Deuce Traveler posted an idea that I had also been considering: writing up reviews of classic (OOP) D&D books. Can or should these reviews be done in the General forum or in the official reviews section? If in the General forum, it could be something like the old "your experiences" threads that Quasqueton started over the past few years.

Bullgrit

Total Bullgrit


----------



## Morrus (Jul 23, 2007)

I think the reviews section is completely appropriate - I can imagine peple seeing them on eBay and elsewhere and checking for reviews before buying.  Plus a lot of them are available in PDF form.


----------



## Bullgrit (Jul 23, 2007)

Then the books need to be added to the review database, yes?

For instance, I've got a review of _In Search of the Unknown_ ready to post, but it's not listed in the reviews section.

Bullgrit

Total Bullgrit


----------



## Crothian (Jul 23, 2007)

It's added!!


----------



## Bullgrit (Jul 30, 2007)

I have a review to post for _The Village of Hommlet_.

Thanks.

Bullgrit

Total Bullgrit


----------



## Bullgrit (Jul 30, 2007)

I also have a review to post for _The Keep on the Borderlands_.

Thanks.

Bullgrit

Total Bullgrit


----------



## Crothian (Jul 30, 2007)

Got both of them added for you


----------



## Bullgrit (Jul 30, 2007)

Thanks. I just submitted them.

How long between my submitting them and them being viewable by others?

Bullgrit

Total Bullgrit


----------



## Crothian (Jul 30, 2007)

After a review is submitted on of the Review staff has to read it just to make sure it is a review and then we approve it.  It can happen in a few minutes to a day or so depending on how busy we are with our lives.  But I'll read through them and they should be seen by all soon.


----------



## Bullgrit (Jul 30, 2007)

OK, thanks. I didn't mean to rush anyone.

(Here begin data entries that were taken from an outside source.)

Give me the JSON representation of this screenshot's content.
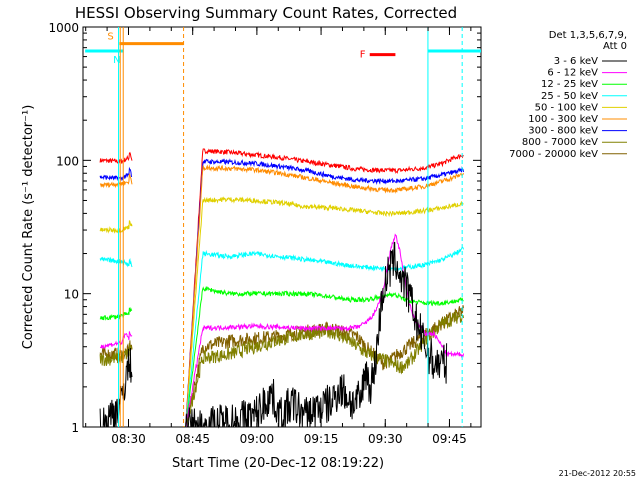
{
  "chart_data": {
    "type": "line",
    "title": "HESSI Observing Summary Count Rates, Corrected",
    "xlabel": "Start Time (20-Dec-12 08:19:22)",
    "ylabel": "Corrected Count Rate (s⁻¹ detector⁻¹)",
    "yscale": "log",
    "ylim": [
      1,
      1000
    ],
    "xlim_minutes": [
      0,
      93
    ],
    "xticks": [
      {
        "label": "08:30",
        "min": 10.63
      },
      {
        "label": "08:45",
        "min": 25.63
      },
      {
        "label": "09:00",
        "min": 40.63
      },
      {
        "label": "09:15",
        "min": 55.63
      },
      {
        "label": "09:30",
        "min": 70.63
      },
      {
        "label": "09:45",
        "min": 85.63
      }
    ],
    "yticks": [
      {
        "label": "1",
        "v": 1
      },
      {
        "label": "10",
        "v": 10
      },
      {
        "label": "100",
        "v": 100
      },
      {
        "label": "1000",
        "v": 1000
      }
    ],
    "legend_header": [
      "Det 1,3,5,6,7,9,",
      "Att 0"
    ],
    "legend_placement": "right",
    "series": [
      {
        "name": "3 - 6 keV",
        "color": "#000000",
        "x": [
          4,
          9,
          10,
          11,
          24,
          28,
          40,
          41,
          44,
          46,
          49,
          52,
          55,
          58,
          60,
          63,
          65,
          66,
          67,
          68,
          69,
          70,
          71,
          72,
          73,
          74,
          75,
          76,
          77,
          78,
          80,
          82,
          84,
          85
        ],
        "y": [
          1,
          1.5,
          2.5,
          3,
          1,
          1,
          1.2,
          1.3,
          1.8,
          1.2,
          1.5,
          1.2,
          1.4,
          1.5,
          2,
          1.5,
          1.6,
          2.8,
          2,
          2.5,
          5,
          10,
          13,
          16,
          18,
          14,
          12,
          10,
          8,
          6,
          4,
          3,
          3,
          3
        ]
      },
      {
        "name": "6 - 12 keV",
        "color": "#ff00ff",
        "x": [
          4,
          9,
          10,
          11,
          24,
          28,
          34,
          40,
          46,
          52,
          58,
          62,
          64,
          66,
          68,
          70,
          71,
          72,
          73,
          74,
          75,
          76,
          77,
          78,
          80,
          82,
          84,
          85,
          89
        ],
        "y": [
          4,
          4.3,
          5,
          4.5,
          1,
          5.5,
          5.6,
          5.7,
          5.6,
          5.5,
          5.5,
          5.5,
          5.6,
          6,
          7,
          10,
          15,
          22,
          28,
          21,
          14,
          9,
          7,
          6,
          5,
          5,
          4,
          3.5,
          3.5
        ]
      },
      {
        "name": "12 - 25 keV",
        "color": "#00ff00",
        "x": [
          4,
          9,
          10,
          11,
          24,
          28,
          34,
          40,
          46,
          52,
          58,
          62,
          66,
          70,
          72,
          74,
          76,
          80,
          84,
          89
        ],
        "y": [
          6.5,
          6.8,
          7,
          7,
          1,
          11,
          10,
          10,
          10,
          10,
          9.5,
          9,
          9,
          9.5,
          10,
          9.5,
          8.8,
          8.5,
          8.5,
          9
        ]
      },
      {
        "name": "25 - 50 keV",
        "color": "#00ffff",
        "x": [
          4,
          9,
          10,
          11,
          24,
          28,
          34,
          40,
          46,
          52,
          58,
          64,
          70,
          74,
          80,
          84,
          87,
          89
        ],
        "y": [
          18,
          17.5,
          17,
          16,
          1,
          20,
          19,
          20,
          19,
          18,
          17,
          16,
          15.5,
          15.5,
          16.5,
          18,
          20,
          22
        ]
      },
      {
        "name": "50 - 100 keV",
        "color": "#e0d000",
        "x": [
          4,
          9,
          10,
          11,
          24,
          28,
          34,
          40,
          46,
          52,
          58,
          64,
          70,
          74,
          80,
          84,
          87,
          89
        ],
        "y": [
          30,
          30,
          31,
          32,
          1,
          50,
          51,
          50,
          48,
          45,
          44,
          42,
          40,
          40,
          42,
          44,
          46,
          48
        ]
      },
      {
        "name": "100 - 300 keV",
        "color": "#ff8c00",
        "x": [
          4,
          9,
          10,
          11,
          24,
          28,
          34,
          40,
          46,
          52,
          58,
          64,
          70,
          74,
          80,
          84,
          87,
          89
        ],
        "y": [
          65,
          67,
          68,
          70,
          1,
          88,
          87,
          85,
          80,
          74,
          68,
          63,
          60,
          60,
          64,
          70,
          75,
          80
        ]
      },
      {
        "name": "300 - 800 keV",
        "color": "#0000ff",
        "x": [
          4,
          9,
          10,
          11,
          24,
          28,
          34,
          40,
          46,
          52,
          58,
          64,
          70,
          74,
          80,
          84,
          87,
          89
        ],
        "y": [
          75,
          73,
          76,
          78,
          1,
          98,
          97,
          95,
          90,
          84,
          76,
          71,
          70,
          70,
          73,
          78,
          82,
          85
        ]
      },
      {
        "name": "800 - 7000 keV",
        "color": "#808000",
        "x": [
          4,
          9,
          10,
          11,
          24,
          28,
          34,
          40,
          46,
          52,
          58,
          62,
          66,
          70,
          72,
          74,
          76,
          80,
          84,
          89
        ],
        "y": [
          3.2,
          3.3,
          3.5,
          3.6,
          1,
          3.3,
          3.5,
          4,
          4.5,
          5,
          5.2,
          4.5,
          3.6,
          3.2,
          3,
          2.8,
          3,
          4.5,
          6,
          7
        ]
      },
      {
        "name": "7000 - 20000 keV",
        "color": "#806000",
        "x": [
          4,
          9,
          10,
          11,
          24,
          28,
          34,
          40,
          46,
          52,
          58,
          62,
          64,
          66,
          68,
          70,
          72,
          74,
          76,
          80,
          84,
          89
        ],
        "y": [
          3.5,
          3.5,
          3.6,
          3.7,
          1,
          4,
          4.4,
          4.6,
          4.8,
          5.2,
          5.5,
          5,
          4.8,
          4,
          3.5,
          3,
          3.2,
          3.6,
          4,
          5,
          6,
          7.5
        ]
      },
      {
        "name": "",
        "color": "#ff0000",
        "x": [
          4,
          9,
          10,
          11,
          24,
          28,
          34,
          40,
          46,
          52,
          58,
          64,
          70,
          74,
          80,
          84,
          87,
          89
        ],
        "y": [
          100,
          98,
          102,
          105,
          1,
          118,
          115,
          110,
          105,
          98,
          92,
          86,
          84,
          84,
          88,
          95,
          105,
          110
        ]
      }
    ],
    "markers": {
      "S": {
        "label": "S",
        "color": "#ff8c00",
        "x_start": 8.5,
        "x_end": 23.5,
        "level": 750
      },
      "N": {
        "label": "N",
        "color": "#00ffff",
        "x_start": 0.5,
        "x_end": 9.5,
        "level": 660
      },
      "N2": {
        "color": "#00ffff",
        "x_start": 80.5,
        "x_end": 93,
        "level": 660
      },
      "F": {
        "label": "F",
        "color": "#ff0000",
        "x_start": 67,
        "x_end": 73,
        "level": 620
      }
    },
    "vlines": [
      {
        "x": 8.3,
        "color": "#00ffff",
        "style": "solid"
      },
      {
        "x": 8.7,
        "color": "#ff8c00",
        "style": "solid"
      },
      {
        "x": 9.4,
        "color": "#ff8c00",
        "style": "solid"
      },
      {
        "x": 23.5,
        "color": "#ff8c00",
        "style": "dashed"
      },
      {
        "x": 80.6,
        "color": "#00ffff",
        "style": "solid"
      },
      {
        "x": 88.6,
        "color": "#00ffff",
        "style": "dashed"
      }
    ]
  },
  "footer_date": "21-Dec-2012 20:55"
}
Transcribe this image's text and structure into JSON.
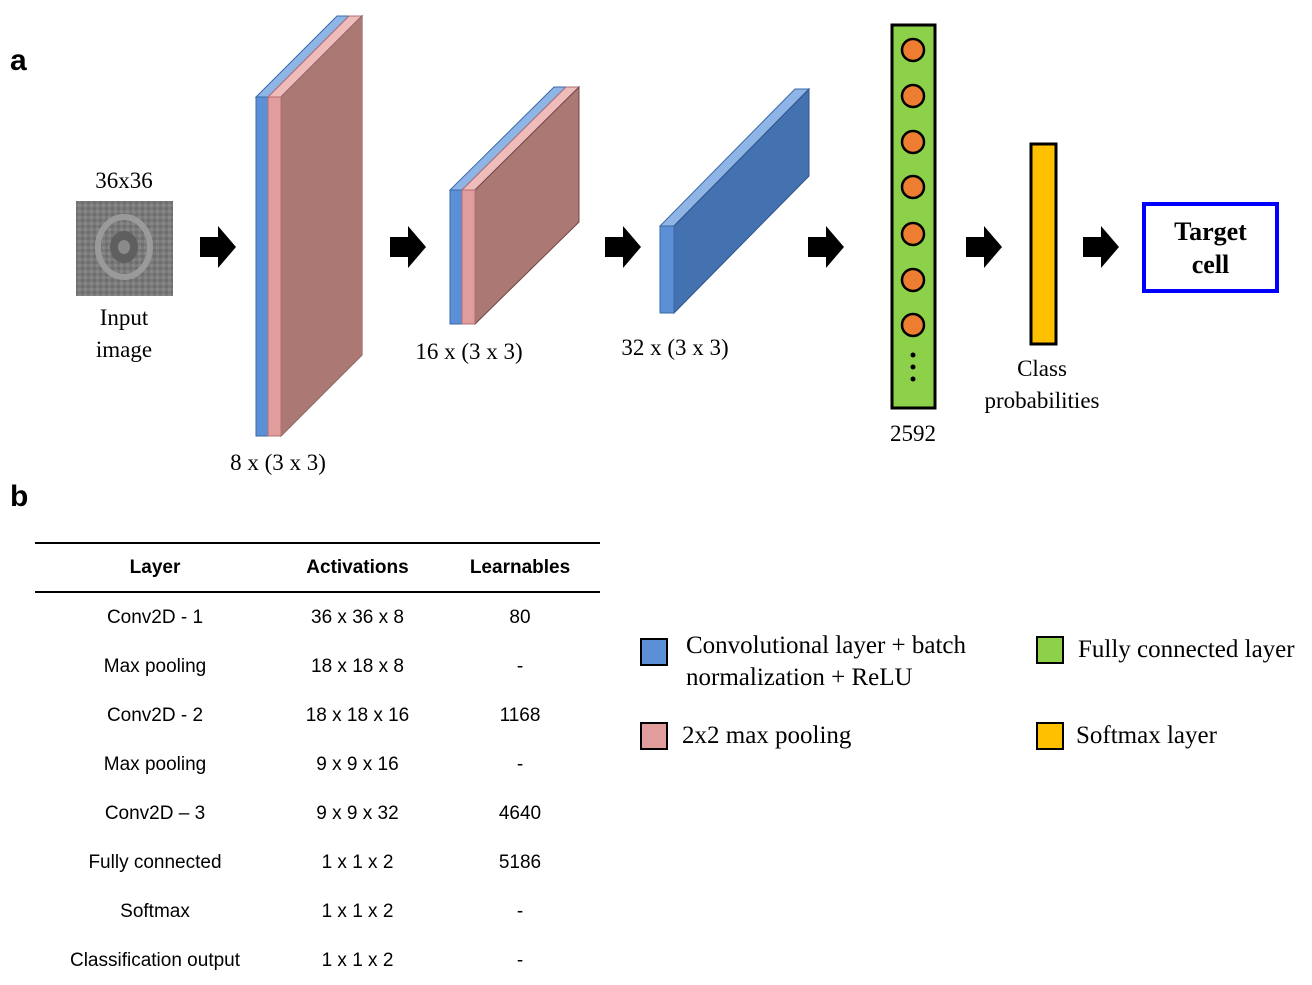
{
  "panels": {
    "a": "a",
    "b": "b"
  },
  "architecture": {
    "input_size": "36x36",
    "input_label_line1": "Input",
    "input_label_line2": "image",
    "conv1_label": "8 x (3 x 3)",
    "conv2_label": "16 x (3 x 3)",
    "conv3_label": "32 x (3 x 3)",
    "fc_label": "2592",
    "softmax_label_line1": "Class",
    "softmax_label_line2": "probabilities",
    "output_line1": "Target",
    "output_line2": "cell"
  },
  "colors": {
    "conv": "#5b8fd6",
    "conv_dark": "#4472b0",
    "pool": "#e19c9c",
    "pool_dark": "#ac7873",
    "fc": "#8dd04a",
    "fc_node": "#ed7d31",
    "softmax": "#ffc000",
    "output_border": "#0000ff"
  },
  "table": {
    "headers": [
      "Layer",
      "Activations",
      "Learnables"
    ],
    "rows": [
      [
        "Conv2D - 1",
        "36 x 36 x 8",
        "80"
      ],
      [
        "Max pooling",
        "18 x 18 x 8",
        "-"
      ],
      [
        "Conv2D - 2",
        "18 x 18 x 16",
        "1168"
      ],
      [
        "Max pooling",
        "9 x 9 x 16",
        "-"
      ],
      [
        "Conv2D – 3",
        "9 x 9 x 32",
        "4640"
      ],
      [
        "Fully connected",
        "1 x 1 x 2",
        "5186"
      ],
      [
        "Softmax",
        "1 x 1 x 2",
        "-"
      ],
      [
        "Classification output",
        "1 x 1 x 2",
        "-"
      ]
    ]
  },
  "legend": {
    "conv_line1": "Convolutional layer + batch",
    "conv_line2": "normalization + ReLU",
    "pool": "2x2 max pooling",
    "fc": "Fully connected layer",
    "softmax": "Softmax layer"
  }
}
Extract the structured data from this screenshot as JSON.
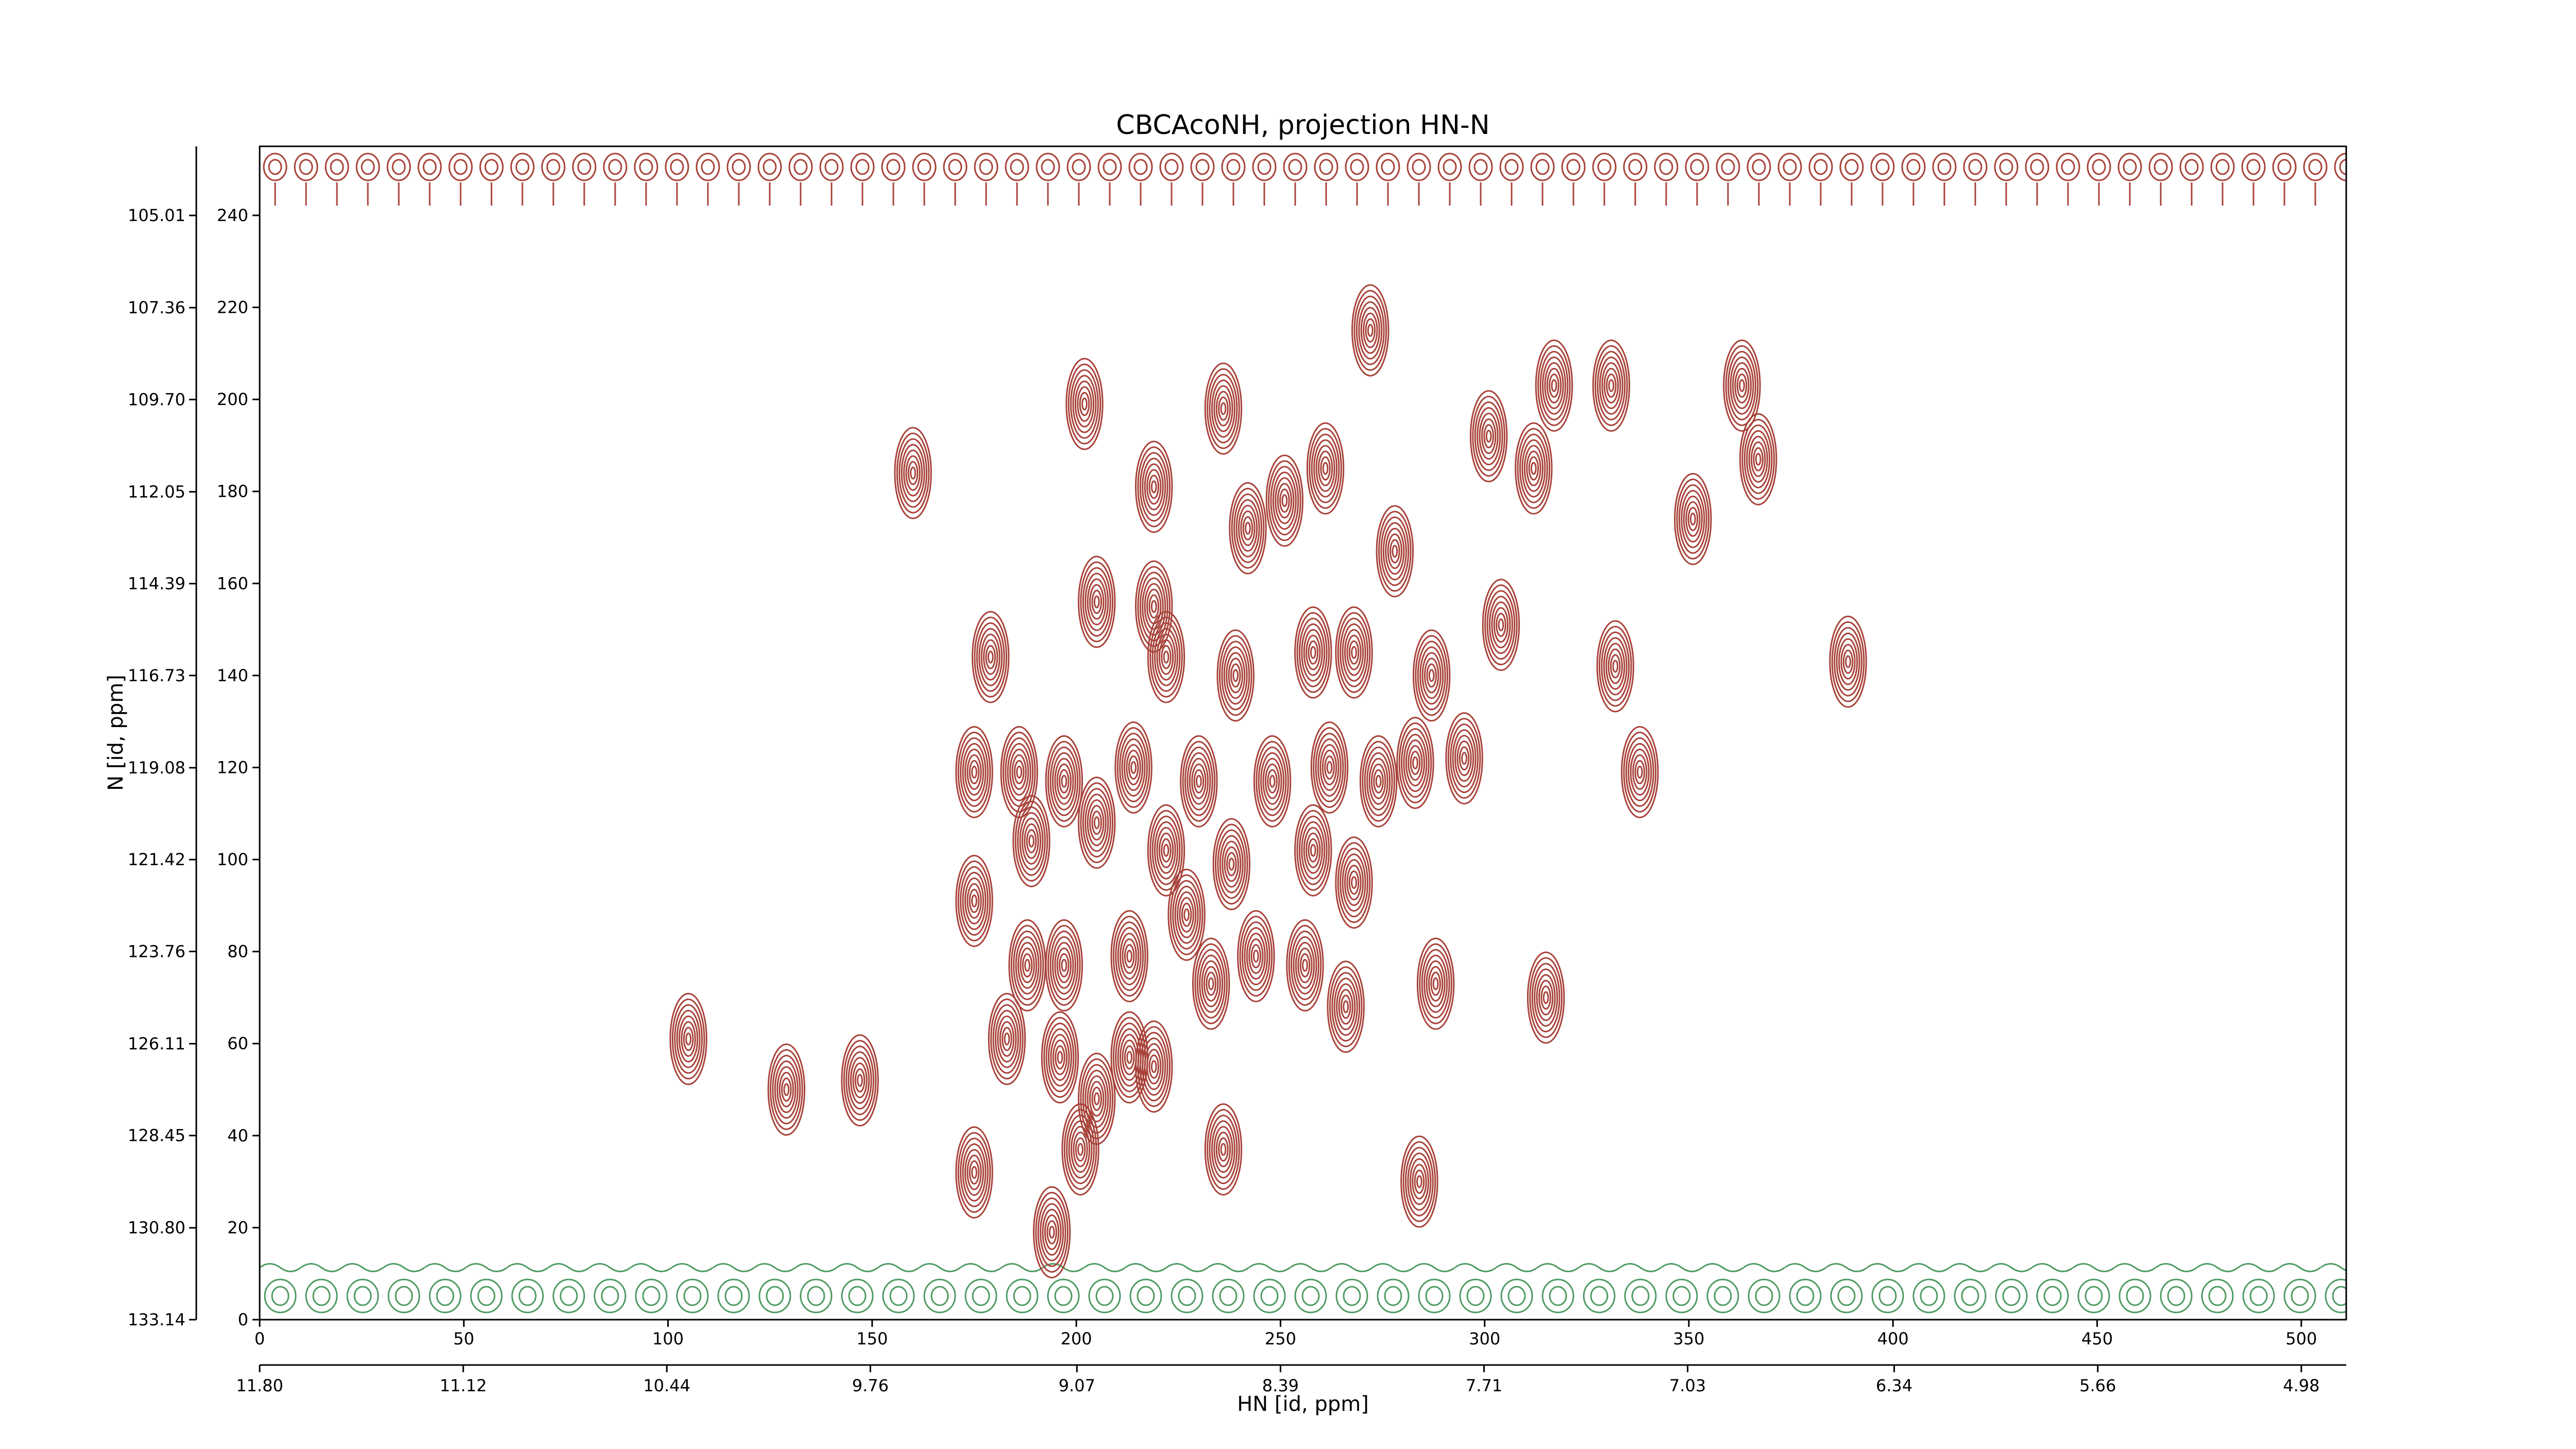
{
  "chart_data": {
    "type": "contour",
    "title": "CBCAcoNH, projection HN-N",
    "x_label": "HN [id, ppm]",
    "y_label": "N [id, ppm]",
    "xlim": [
      0,
      511
    ],
    "ylim": [
      0,
      255
    ],
    "xticks": [
      0,
      50,
      100,
      150,
      200,
      250,
      300,
      350,
      400,
      450,
      500
    ],
    "yticks": [
      0,
      20,
      40,
      60,
      80,
      100,
      120,
      140,
      160,
      180,
      200,
      220,
      240
    ],
    "x2lim": [
      11.8,
      4.83
    ],
    "x2ticks": [
      {
        "value": 11.8,
        "label": "11.80"
      },
      11.12,
      10.44,
      9.76,
      9.07,
      8.39,
      7.71,
      7.03,
      6.34,
      5.66,
      4.98
    ],
    "y2lim": [
      133.14,
      103.25
    ],
    "y2ticks": [
      133.14,
      {
        "value": 130.8,
        "label": "130.80"
      },
      128.45,
      126.11,
      123.76,
      121.42,
      119.08,
      116.73,
      114.39,
      112.05,
      {
        "value": 109.7,
        "label": "109.70"
      },
      107.36,
      105.01
    ],
    "positive_color": "#a8433a",
    "negative_color": "#4f9a63",
    "peaks": {
      "x": [
        160,
        202,
        219,
        236,
        242,
        251,
        261,
        272,
        278,
        301,
        317,
        312,
        331,
        351,
        363,
        367,
        205,
        219,
        179,
        222,
        239,
        258,
        268,
        287,
        304,
        332,
        389,
        175,
        186,
        197,
        214,
        230,
        248,
        262,
        274,
        283,
        295,
        338,
        175,
        189,
        205,
        222,
        238,
        258,
        268,
        188,
        197,
        213,
        227,
        233,
        244,
        256,
        266,
        288,
        315,
        105,
        129,
        147,
        183,
        196,
        213,
        219,
        205,
        236,
        175,
        201,
        194,
        284
      ],
      "y": [
        184,
        199,
        181,
        198,
        172,
        178,
        185,
        215,
        167,
        192,
        203,
        185,
        203,
        174,
        203,
        187,
        156,
        155,
        144,
        144,
        140,
        145,
        145,
        140,
        151,
        142,
        143,
        119,
        119,
        117,
        120,
        117,
        117,
        120,
        117,
        121,
        122,
        119,
        91,
        104,
        108,
        102,
        99,
        102,
        95,
        77,
        77,
        79,
        88,
        73,
        79,
        77,
        68,
        73,
        70,
        61,
        50,
        52,
        61,
        57,
        57,
        55,
        48,
        37,
        32,
        37,
        19,
        30
      ]
    }
  }
}
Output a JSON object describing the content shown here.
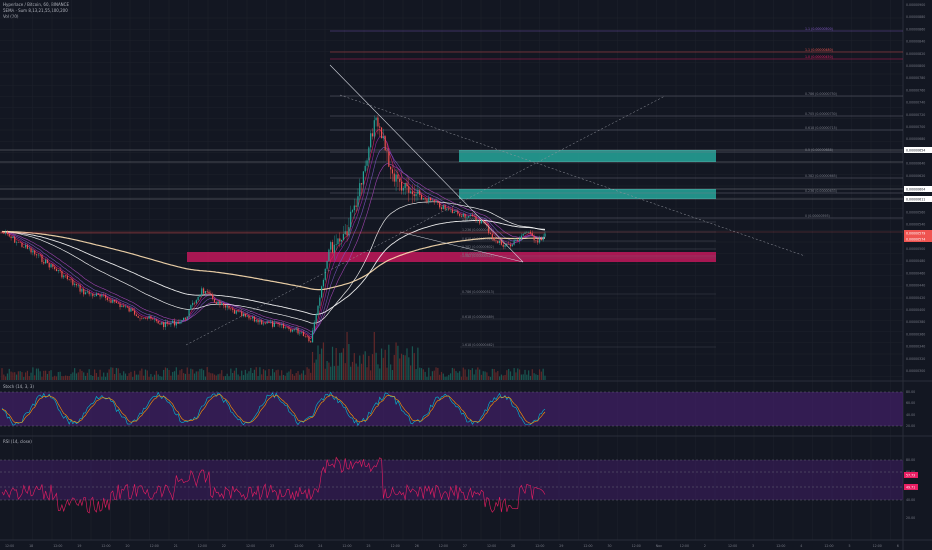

I just didn't know how it worked -- if it was automated or manual.

Bullgrit

Total Bullgrit


----------



## Crothian (Jul 30, 2007)

No problem, it's manual.


----------



## Bullgrit (Aug 2, 2007)

Review of U1 - The Sinister Secret of Saltmarsh is ready for posting, please.

Bullgrit

Total Bullgrit


----------



## Bullgrit (Aug 7, 2007)

I need _Sinister Secret of Saltmarsh_ added to the product database so I can post my review of it, please.

Bullgrit

Total Bullgrit


----------



## Crothian (Aug 7, 2007)

I got it added for you.


----------